Thomas Pritzker, son of the late Jay Pritzker, spoke and calmed the crowd, assuring the succession of office, as did Jan Utzon, who spoke with sincere emotion and clarity for his father. Utzon’s choice had been questioned by some, since his body of work, including the Sidney Opera House, public housing, and his own private homes on Majorca, has remained stubbornly small. However, those in the know universally assented to the importance of the selection, stating that it encouraged a wealth of formal expression by others, and the choice constituted a courageous one for the organization.

The entire group repaired to a ground floor, outdoor reception within the academy, where all present congratulated Bill Lacy, who organizes the prize, together with Utzon fils.

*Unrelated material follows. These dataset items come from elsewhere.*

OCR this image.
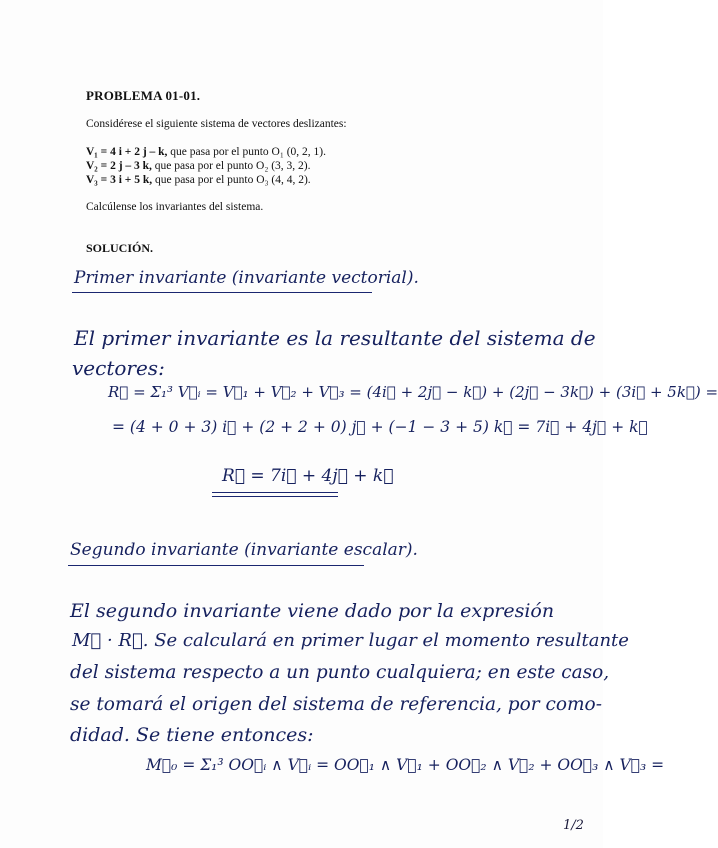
PROBLEMA 01-01.
Considérese el siguiente sistema de vectores deslizantes:
V₁ = 4 i + 2 j – k, que pasa por el punto O₁ (0, 2, 1).
V₂ = 2 j – 3 k, que pasa por el punto O₂ (3, 3, 2).
V₃ = 3 i + 5 k, que pasa por el punto O₃ (4, 4, 2).
Calcúlense los invariantes del sistema.
SOLUCIÓN.
Primer invariante (invariante vectorial).
El primer invariante es la resultante del sistema de
vectores:
R⃗ = Σ₁³ V⃗ᵢ = V⃗₁ + V⃗₂ + V⃗₃ = (4i⃗ + 2j⃗ − k⃗) + (2j⃗ − 3k⃗) + (3i⃗ + 5k⃗) =
= (4 + 0 + 3) i⃗ + (2 + 2 + 0) j⃗ + (−1 − 3 + 5) k⃗ = 7i⃗ + 4j⃗ + k⃗
R⃗ = 7i⃗ + 4j⃗ + k⃗
Segundo invariante (invariante escalar).
El segundo invariante viene dado por la expresión
M⃗ · R⃗. Se calculará en primer lugar el momento resultante
del sistema respecto a un punto cualquiera; en este caso,
se tomará el origen del sistema de referencia, por como-
didad. Se tiene entonces:
M⃗₀ = Σ₁³ OO⃗ᵢ ∧ V⃗ᵢ = OO⃗₁ ∧ V⃗₁ + OO⃗₂ ∧ V⃗₂ + OO⃗₃ ∧ V⃗₃ =
1/2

Visitors hobnobbed with each other, ran up to oohs and aahs as they saw old friends and the sainted and otherwise famous. More than one worldly architect or critic made their way toward the king and queen, who mingled and chatted in a beneficent, approachable way appropriate to Spain’s first democratic king.

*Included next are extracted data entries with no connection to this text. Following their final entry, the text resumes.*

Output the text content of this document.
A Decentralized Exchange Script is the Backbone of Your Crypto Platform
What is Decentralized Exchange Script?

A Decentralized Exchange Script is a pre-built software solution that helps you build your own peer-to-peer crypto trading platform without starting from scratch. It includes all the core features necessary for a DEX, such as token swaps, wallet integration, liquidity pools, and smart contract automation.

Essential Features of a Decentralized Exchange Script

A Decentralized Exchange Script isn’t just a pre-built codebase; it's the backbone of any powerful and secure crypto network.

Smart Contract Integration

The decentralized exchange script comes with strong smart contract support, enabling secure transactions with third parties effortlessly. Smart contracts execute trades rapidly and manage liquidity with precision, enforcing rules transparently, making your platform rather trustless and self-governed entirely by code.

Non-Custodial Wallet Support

The evening culminated up a set of Palais Garnier-type steps at the Madrid Casino, a Belle Epoque splendor next door, replete with paintings of nudes and putti, who smiled on the chosen few present for such an architectural accolade. The award may prolong or celebrate the star system, or be criticized for its choices, but it cannot be faulted for lack of style. Everyone, including a few women, left the evening’s dinner smoking fine cigars.